More songs about buildings and food is what my husband says to me periodically when some new agriculture + urban design discovery brightens my day. Finding ornamental kale planted on the streets of Washington, D.C., is enough to put a spring in my step. (If that’s not nerdy or goofy enough, how about a tour of my wee community garden plot and the best pizza in DC for the first person who knows that pop culture reference?)
I’m an urban planner and for the last four years, I’ve consulted on a range of food and agriculture projects in metro Washington, D.C. I’m currently consulting with the Metropolitan Washington Council of Governments (COG), a voluntary membership association of 22 local governments working together to ensure a well-maintained regional transportation system, safe and healthy communities, a vibrant economy, and clean air, water, and land.

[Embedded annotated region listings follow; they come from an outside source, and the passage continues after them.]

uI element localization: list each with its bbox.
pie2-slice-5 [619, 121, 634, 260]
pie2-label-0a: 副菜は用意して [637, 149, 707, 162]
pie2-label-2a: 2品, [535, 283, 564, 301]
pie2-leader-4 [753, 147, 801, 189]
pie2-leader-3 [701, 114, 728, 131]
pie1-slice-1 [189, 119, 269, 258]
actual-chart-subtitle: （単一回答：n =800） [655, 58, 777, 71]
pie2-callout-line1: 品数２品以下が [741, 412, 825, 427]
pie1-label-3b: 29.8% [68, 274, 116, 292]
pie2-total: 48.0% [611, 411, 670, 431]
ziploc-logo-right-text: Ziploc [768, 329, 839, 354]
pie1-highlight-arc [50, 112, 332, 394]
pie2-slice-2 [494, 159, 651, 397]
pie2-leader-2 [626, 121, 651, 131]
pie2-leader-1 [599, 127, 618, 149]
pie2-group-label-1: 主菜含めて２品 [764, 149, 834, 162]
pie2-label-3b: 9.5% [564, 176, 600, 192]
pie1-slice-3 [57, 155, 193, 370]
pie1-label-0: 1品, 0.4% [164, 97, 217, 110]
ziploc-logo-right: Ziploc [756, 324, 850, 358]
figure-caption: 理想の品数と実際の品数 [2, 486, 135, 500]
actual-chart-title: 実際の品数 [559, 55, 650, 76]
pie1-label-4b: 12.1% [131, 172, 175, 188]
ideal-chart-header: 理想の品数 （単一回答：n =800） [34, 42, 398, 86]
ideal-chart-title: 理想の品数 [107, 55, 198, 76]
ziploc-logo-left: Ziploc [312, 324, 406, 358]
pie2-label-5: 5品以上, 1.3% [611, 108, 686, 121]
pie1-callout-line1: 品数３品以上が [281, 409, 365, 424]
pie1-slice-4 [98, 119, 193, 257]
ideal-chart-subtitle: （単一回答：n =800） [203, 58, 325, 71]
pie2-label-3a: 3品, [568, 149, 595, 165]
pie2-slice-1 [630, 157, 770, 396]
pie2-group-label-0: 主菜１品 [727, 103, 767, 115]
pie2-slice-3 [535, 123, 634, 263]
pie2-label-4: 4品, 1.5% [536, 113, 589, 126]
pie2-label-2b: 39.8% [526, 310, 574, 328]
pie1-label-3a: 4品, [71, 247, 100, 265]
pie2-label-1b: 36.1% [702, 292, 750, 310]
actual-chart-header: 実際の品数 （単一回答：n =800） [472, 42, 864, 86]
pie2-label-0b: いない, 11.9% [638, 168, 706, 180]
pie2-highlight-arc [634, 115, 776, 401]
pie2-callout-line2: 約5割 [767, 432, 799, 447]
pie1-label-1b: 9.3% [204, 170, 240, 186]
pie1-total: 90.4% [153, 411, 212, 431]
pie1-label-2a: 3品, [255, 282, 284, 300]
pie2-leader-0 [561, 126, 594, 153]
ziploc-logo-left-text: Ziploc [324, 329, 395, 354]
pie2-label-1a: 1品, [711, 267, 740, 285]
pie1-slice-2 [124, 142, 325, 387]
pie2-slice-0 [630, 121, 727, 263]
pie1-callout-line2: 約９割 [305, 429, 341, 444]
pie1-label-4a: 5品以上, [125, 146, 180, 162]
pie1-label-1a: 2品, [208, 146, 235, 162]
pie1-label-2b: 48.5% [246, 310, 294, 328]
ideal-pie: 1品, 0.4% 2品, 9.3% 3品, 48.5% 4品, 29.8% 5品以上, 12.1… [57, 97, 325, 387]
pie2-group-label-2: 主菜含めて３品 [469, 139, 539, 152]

On the Virginia side, COG’s members include 9 jurisdictions in Northern VA, such as Arlington, Fairfax, and Loudoun counties. Together with the District of Columbia and some of the largest jurisdictions in Maryland, about 5 million people call the region home.
In metro DC, we’ve got it all: urban, peri-urban, and rural agriculture. I could not be more thrilled about the ballooning interest I’m seeing in local food. My hope is that the more people inside the Beltway become excited about gardening and urban farming, the more curious (and supportive) they’ll become about farms and producers in our rural communities in VA, MD, and beyond.
I grew up in southwest Michigan in an old farmhouse on a hobby farm. While that childhood experience did not translate into lasting farming skills, it is one reason that my personal passion and professional interest in food and agriculture has been growing since my mid-twenties. Most of what I’ve learned about agriculture has been through working as an urban planner in rural communities, farm visits (mostly in the U.S.), some classes, sustainable agriculture conferences, and a lot of reading.
I applied to the VALOR program to help build a deeper understanding of agricultural issues in VA, and to develop a broader and stronger network of producers interested in selling healthy food into metro DC. National data shows that the markets for local food and for organic food are growing every year. In my work, I’ve talked with a range of buyers who want these products. My job, at COG and as a part of USDA’s inaugural Food LINC cohort, is to build the connections and relationships that will result in more opportunities for regional farmers to sell their products closer to home.
I believe that our supply chains in metro DC for getting local food from farm to market are not fully developed, particularly when it comes to scale appropriate infrastructure for small and medium-sized farmers. Further, several studies from the Mid-Atlantic indicate that local food production can only satisfy the tiniest fraction of regional demand.
I’m incredibly grateful and humbled for the opportunity to join the VALOR program. With a mission to develop leaders who can effectively engage all segments of the VA agricultural community to create collaborative solutions and promote agriculture inside and outside of the industry, I’m thrilled that the program welcomes a diverse set of interests and leaders.
Certainly, so many farmers, community members, business leaders, and others in the Commonwealth continue to work to develop the market for local food. We would not be here without them. But with demand for local food continuing to grow, we need more leaders, experts, and advocates who are poised to help “move the needle” on how much we produce and consume in the region. I’m excited to see how I can use my VALOR experience to contribute to this challenge and opportunity. And I’m elated that I get to take part in this with 12 impressive and interesting new colleagues working in different ag-related industries around the Commonwealth.